Quel est l'avantage d'un âge de la retraite plus élevé par rapport à une augmentation des cotisations ou des impôts? Quel levier a le plus d'effet?
Un âge de la retraite plus élevé a un double effet positif sur les comptes de l'AVS, parce que l'on cotise plus longtemps et parce que l'on touche l'AVS moins longtemps – à condition que tout le monde travaille plus longtemps. Mais relever l'âge de la retraite reste un projet impopulaire. Les économistes de l'UBS ont calculé l'influence d'autres facteurs sur le trou de l'AVS. Conclusion: le niveau de la migration n'influence guère l'AVS, le taux de natalité n'a qu'une influence modérée, mais l'espérance de vie, elle, en a. Si l'espérance de vie moyenne pour les hommes suisses passe de 82 ans actuellement à 91 ans en 2070, le trou de l'AVS sera, selon l'étude, deux fois et demie plus important que si l'espérance de vie passe «seulement» à 87 ans.

Les caisses de pension (CP)

Quel rôle joue ici la solidarité?
Elle assure des redistributions choisies. Il existe des rentes d'invalidité et d'enfants, ainsi que des prestations pour les survivants financées par tous les assurés. En outre, les rentes des femmes sont calculées avec le même taux de conversion que celui des hommes, alors qu'il devrait être plus bas en raison de leur espérance de vie plus longue.

Pendant des années, la redistribution des actifs vers les retraités a été un sujet de discussion. Comment cela se présente-t-il aujourd'hui?
La situation est plus stable. La Commission de haute surveillance de la prévoyance professionnelle publie chaque année des estimations sur la redistribution entre les actifs et les retraitées. De 2014 à 2022, les employés ont versé au total 45 milliards de francs aux retraités.
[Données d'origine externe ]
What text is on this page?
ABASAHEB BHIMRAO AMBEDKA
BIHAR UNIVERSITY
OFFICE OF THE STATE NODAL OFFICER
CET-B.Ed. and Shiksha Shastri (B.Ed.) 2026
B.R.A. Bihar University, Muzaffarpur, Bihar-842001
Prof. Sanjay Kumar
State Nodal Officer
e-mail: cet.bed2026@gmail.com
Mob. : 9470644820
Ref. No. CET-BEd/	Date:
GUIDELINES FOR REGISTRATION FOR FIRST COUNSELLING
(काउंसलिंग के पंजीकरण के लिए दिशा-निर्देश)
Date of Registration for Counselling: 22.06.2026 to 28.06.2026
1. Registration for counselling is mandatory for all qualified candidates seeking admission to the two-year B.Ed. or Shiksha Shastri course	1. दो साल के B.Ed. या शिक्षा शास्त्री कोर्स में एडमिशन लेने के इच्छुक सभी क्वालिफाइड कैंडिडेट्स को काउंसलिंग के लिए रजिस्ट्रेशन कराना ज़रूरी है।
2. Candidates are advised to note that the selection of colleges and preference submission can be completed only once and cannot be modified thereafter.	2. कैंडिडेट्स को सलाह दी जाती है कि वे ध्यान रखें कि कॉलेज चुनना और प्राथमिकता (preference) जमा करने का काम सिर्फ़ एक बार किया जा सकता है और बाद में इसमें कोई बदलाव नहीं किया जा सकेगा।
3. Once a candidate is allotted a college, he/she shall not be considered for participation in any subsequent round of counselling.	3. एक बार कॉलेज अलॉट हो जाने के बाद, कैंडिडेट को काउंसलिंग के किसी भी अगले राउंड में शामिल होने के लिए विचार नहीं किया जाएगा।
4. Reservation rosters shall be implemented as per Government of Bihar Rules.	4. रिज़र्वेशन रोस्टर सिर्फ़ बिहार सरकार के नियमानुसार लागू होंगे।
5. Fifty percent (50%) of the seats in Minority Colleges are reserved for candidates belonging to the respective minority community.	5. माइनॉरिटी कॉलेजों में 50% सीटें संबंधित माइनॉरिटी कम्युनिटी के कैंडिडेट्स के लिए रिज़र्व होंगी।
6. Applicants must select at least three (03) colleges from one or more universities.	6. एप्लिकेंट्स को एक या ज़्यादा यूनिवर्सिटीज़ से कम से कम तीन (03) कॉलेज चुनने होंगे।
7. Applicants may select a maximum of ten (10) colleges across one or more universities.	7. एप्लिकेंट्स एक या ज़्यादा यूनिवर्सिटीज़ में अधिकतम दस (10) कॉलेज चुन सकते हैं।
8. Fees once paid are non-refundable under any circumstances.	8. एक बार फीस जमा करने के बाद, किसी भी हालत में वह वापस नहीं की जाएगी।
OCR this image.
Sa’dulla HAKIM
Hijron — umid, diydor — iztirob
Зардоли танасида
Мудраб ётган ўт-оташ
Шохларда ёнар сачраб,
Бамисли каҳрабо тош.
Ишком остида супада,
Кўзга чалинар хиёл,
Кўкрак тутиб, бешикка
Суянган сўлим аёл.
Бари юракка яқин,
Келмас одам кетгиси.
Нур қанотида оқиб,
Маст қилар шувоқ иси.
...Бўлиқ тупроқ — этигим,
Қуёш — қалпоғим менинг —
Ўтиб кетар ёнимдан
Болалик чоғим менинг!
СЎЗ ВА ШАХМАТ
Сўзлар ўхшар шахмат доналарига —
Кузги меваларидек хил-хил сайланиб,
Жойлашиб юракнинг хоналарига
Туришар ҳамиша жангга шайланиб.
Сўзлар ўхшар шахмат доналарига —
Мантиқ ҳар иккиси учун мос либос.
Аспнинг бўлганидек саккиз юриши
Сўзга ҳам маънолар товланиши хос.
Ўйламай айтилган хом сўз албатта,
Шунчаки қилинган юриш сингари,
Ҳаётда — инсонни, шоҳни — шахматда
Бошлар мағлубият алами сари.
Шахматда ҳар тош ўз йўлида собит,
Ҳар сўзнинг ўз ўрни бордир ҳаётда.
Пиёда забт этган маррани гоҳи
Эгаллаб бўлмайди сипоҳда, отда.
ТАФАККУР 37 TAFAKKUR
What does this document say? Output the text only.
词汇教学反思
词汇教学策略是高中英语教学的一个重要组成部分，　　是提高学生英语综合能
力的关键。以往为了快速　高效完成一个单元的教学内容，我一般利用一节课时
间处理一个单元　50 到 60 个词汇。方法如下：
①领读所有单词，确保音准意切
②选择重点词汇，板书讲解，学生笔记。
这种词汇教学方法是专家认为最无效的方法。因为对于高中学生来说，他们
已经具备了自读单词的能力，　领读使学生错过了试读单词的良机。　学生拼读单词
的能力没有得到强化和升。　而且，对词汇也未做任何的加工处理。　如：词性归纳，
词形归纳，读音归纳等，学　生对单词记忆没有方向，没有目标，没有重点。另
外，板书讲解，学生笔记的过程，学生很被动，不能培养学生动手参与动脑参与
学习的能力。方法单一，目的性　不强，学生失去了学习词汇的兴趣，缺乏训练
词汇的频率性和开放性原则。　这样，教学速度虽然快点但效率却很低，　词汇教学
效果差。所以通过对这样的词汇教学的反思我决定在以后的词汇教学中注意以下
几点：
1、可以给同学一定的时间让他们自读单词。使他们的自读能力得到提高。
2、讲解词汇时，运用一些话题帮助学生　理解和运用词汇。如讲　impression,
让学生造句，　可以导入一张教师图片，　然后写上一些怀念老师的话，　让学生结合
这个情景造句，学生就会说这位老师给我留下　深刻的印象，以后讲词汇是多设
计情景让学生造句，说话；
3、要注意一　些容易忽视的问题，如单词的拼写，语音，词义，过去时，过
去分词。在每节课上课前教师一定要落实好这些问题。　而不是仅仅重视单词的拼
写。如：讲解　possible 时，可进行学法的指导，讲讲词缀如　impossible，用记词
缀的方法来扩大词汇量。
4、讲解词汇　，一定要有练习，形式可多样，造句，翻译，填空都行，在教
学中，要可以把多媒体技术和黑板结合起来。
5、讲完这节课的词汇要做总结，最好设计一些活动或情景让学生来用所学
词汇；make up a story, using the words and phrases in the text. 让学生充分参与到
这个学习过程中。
La raison est la suivante: les caisses de pension ont utilisé proportionnellement plus de revenus pour les retraités qu'elles n'en ont crédité aux actifs par le biais des intérêts. Mais comme les caisses ont entre-temps adapté leurs paramètres et réduit les taux de conversion pour les nouveaux retraités, la redistribution s'est atténuée. En 2019, les retraités ont encore reçu 7,2 milliards de plus que ce qui aurait été correct d'un point de vue comptable. Mais en 2021, ils n'ont reçu que 200 millions. Et en 2022, même les actifs en ont profité, également à hauteur de 200 millions.

Quels sont les taux de conversion des retraités actuels?
Selon l'association des caisses de pension Asip, la fourchette varie entre 4,1 et 7,2. Cela signifie qu'une personne avec un taux de conversion de 4,1 pour 100'000 francs de capital de prévoyance reçoit 4100 francs de rente par an, alors que la personne avec un taux élevé touchera 7200 francs. Les deux personnes peuvent être dans la même caisse, mais avoir pris leur retraite à des moments différents. Comme un minimum légal de 6,8 s'applique dans le régime obligatoire LPP (pour des salaires jusqu'à environ 88'000 francs), les caisses ne peuvent abaisser le taux de conversion uniquement pour les revenus plus élevés. Cela profite indirectement à ceux qui ont des salaires bas et auxquels on garantit une rente mathématiquement trop élevée.

Quel est le montant des garanties de taux d'intérêt pour les taux de conversion?
A chaque taux de conversion correspond une garantie d'intérêt à vie qui est donnée aux retraités concernés. Pour le taux de conversion de 4,1, elle est inférieure à 1%. Pour celui de 7,2, elle est supérieure à 5%. Or, cela fait longtemps que ce taux n'est plus atteint avec des placements sûrs. Une garantie d'intérêt trop élevée oblige la CP à prendre des risques de placement plus importants, puisqu'elle est en majeure partie financée par les actifs avec des avoirs de vieillesse élevés. Ceux-ci sont moins bien rémunérés qu'ils ne le seraient dans une autre situation.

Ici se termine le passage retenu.